Nel medesimo tempo, però, crescevano in seno al sistema di governo pontificio le critiche circa i metodi di Angelo Becciu: nel 2012 l’Istituto per le Opere Religiose (IOR), la «banca del Vaticano», era stato invitato senza spiegazioni dagli uffici di mons. Becciu a venire in aiuto di una transazione complessa e tale da apparire rischiosa, facendo un versamento da 150 milioni di euro per definire l’acquisto di un immobile da 17.000 metri quadri nel quartiere londinese, estremamente chic, di Chelsea.
Il primo ottobre 2019 la Gendarmeria pontificia ha compiuto un’irruzione per sequestrare computer e documenti confidenziali nei locali della sezione Affari Generali della Segreteria di Stato (ed in quelli dell’AIF, l’Autorità per le Informazioni Finanziarie, organismo indipendente incaricato della lotta al riciclaggio!). Qualche prelato liquidabile è saltato, tra cui mons. Mauro Carlino, che era stato il braccio destro del card. Becciu.
È giunto quindi l’atto finale, tipico anch’esso del governo bergogliano sin dal periodo argentino, quando le esecuzioni spettacolari mantennero un clima di paura considerato salutare: il 24 settembre 2020 papa Francesco, al termine di un burrascoso colloquio da una parte e dall’altra, «ha accettato le dimissioni» del card. Becciu dalle sue funzioni di Prefetto della Congregazione per le Cause dei Santi e lo informava ch’era stato privato di «tutti i diritti legati al cardinalato». E La Repubblica ha subito salutato il coraggio del papa, che non ha avuto paura di far pulizia ai massimi livelli, nonostante gli ostacoli posti da una Curia, che si opponeva alle riforme. Questo è chiaramente il messaggio, che si voleva lanciare: «Cacciandolo via, scrive Jean-Marie Guénois su Le Figaro del 25 settembre 2020, citando fonti vaticane molto informate, il papa ha lanciato un “segnale spettacolare” della pulizia, che sta attualmente conducendo contro la corruzione finanziaria in Vaticano “con lo stesso vigore proprio della sua battaglia per la trasparenza contro i casi di pedofilia”».

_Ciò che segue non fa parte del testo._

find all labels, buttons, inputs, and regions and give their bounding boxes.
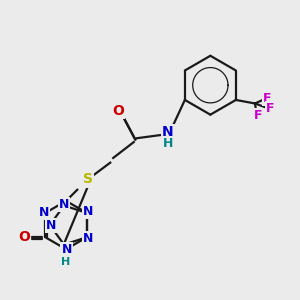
Text: N: N [59, 198, 69, 211]
Text: O: O [112, 104, 124, 118]
Text: F: F [263, 92, 272, 105]
Text: N: N [162, 125, 173, 139]
Text: H: H [61, 256, 71, 267]
Text: F: F [266, 102, 275, 115]
Text: O: O [18, 230, 30, 244]
Text: S: S [83, 172, 93, 186]
Text: N: N [83, 232, 94, 245]
Text: N: N [61, 243, 72, 256]
Text: F: F [254, 109, 262, 122]
Text: N: N [46, 219, 56, 232]
Text: N: N [38, 206, 49, 219]
Text: H: H [163, 137, 173, 150]
Text: N: N [61, 243, 72, 256]
Text: N: N [83, 205, 94, 218]
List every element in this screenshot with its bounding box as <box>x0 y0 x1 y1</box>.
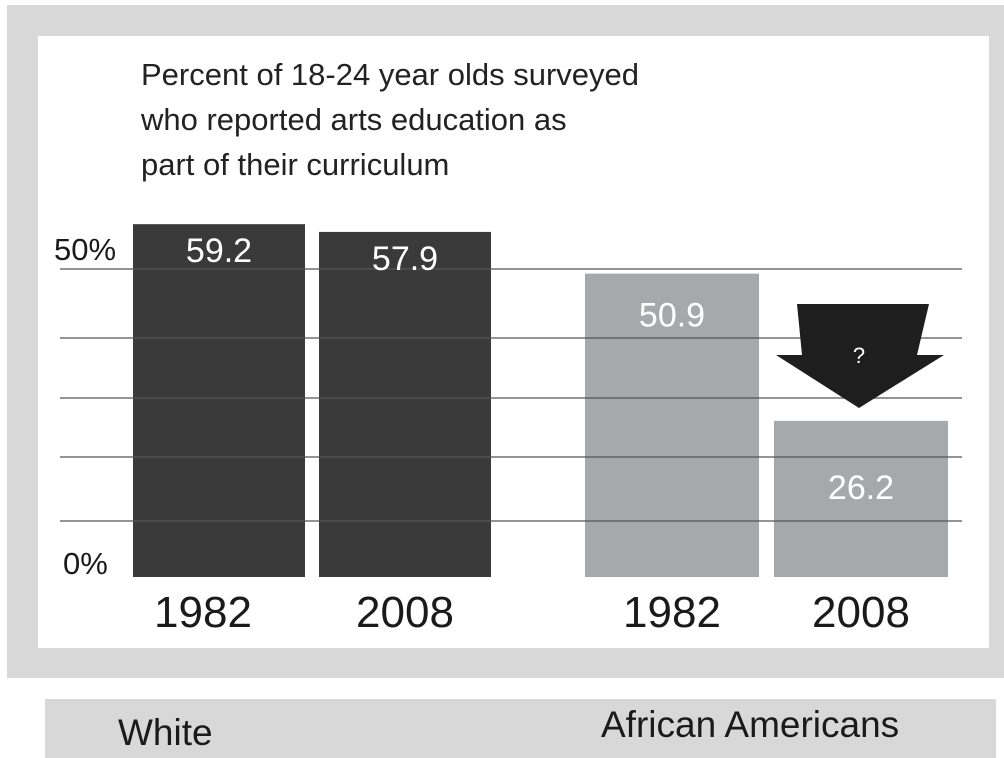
x-tick-label: 1982 <box>154 588 252 637</box>
group-label-bar <box>45 699 996 758</box>
bar-white-1982 <box>133 224 305 577</box>
down-arrow-icon <box>776 304 944 408</box>
chart-title-line: who reported arts education as <box>141 102 567 137</box>
bar-value-label: 26.2 <box>828 469 894 507</box>
chart-title-line: part of their curriculum <box>141 147 450 182</box>
x-tick-label: 1982 <box>623 588 721 637</box>
annotation-question-mark: ? <box>853 343 865 368</box>
group-label-white: White <box>118 712 213 753</box>
annotation-layer: ? <box>776 304 944 408</box>
labels-layer: 59.2 1982 57.9 2008 50.9 1982 26.2 2008 50% 0% <box>54 232 910 637</box>
bar-chart: 59.2 1982 57.9 2008 50.9 1982 26.2 2008 50% 0% ? <box>54 224 962 637</box>
y-tick-label: 50% <box>54 232 116 267</box>
chart-title: Percent of 18-24 year olds surveyed who … <box>141 52 741 187</box>
bars-layer <box>133 224 948 577</box>
bar-value-label: 50.9 <box>639 297 705 335</box>
group-label-african-americans: African Americans <box>601 704 900 745</box>
x-tick-label: 2008 <box>356 588 454 637</box>
bar-white-2008 <box>319 231 491 577</box>
y-tick-label: 0% <box>63 546 108 581</box>
chart-title-line: Percent of 18-24 year olds surveyed <box>141 57 639 92</box>
bar-african-americans-2008 <box>774 420 948 577</box>
x-tick-label: 2008 <box>812 588 910 637</box>
bar-value-label: 59.2 <box>186 232 252 270</box>
bar-african-americans-1982 <box>585 273 759 577</box>
bar-value-label: 57.9 <box>372 240 438 278</box>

Al momento del siluramento, essendo proseguita l’inchiesta, i media di sinistra, L’Espresso e La Repubblica, avevano in stampa articoli, che riferivano di sospetti arricchimenti familiari. Becciu, il giorno dopo le proprie dimissioni, ha negato qualsivoglia malversazione: ammettendo d’aver inviato 100 mila euro alla Caritas diretta da suo fratello nella diocesi d’origine, Ozieri, ha affermato ch’essi sarebbero stati utilizzati correttamente. Di sicuro per «far fruttare» il denaro della Santa Sede, non ha mai esitato ad utilizzare meccanismi e circuiti finanziari complessi, coinvolgenti uomini d’affari a lui vicini.
Perché, in definitiva, bisogna capire che questa vicenda, un semplice episodio sullo sfondo, benché particolarmente spettacolare, nello svolgersi abituale di una modalità di governo estremamente caratterizzata, avviene in un contesto di inquietudini crescenti circa il futuro finanziario della Santa Sede, privata in particolare delle risorse statunitensi (per non parlare di quelle, sostanziose, provenienti dai musei vaticani, divenuti deserti a causa della crisi sanitaria).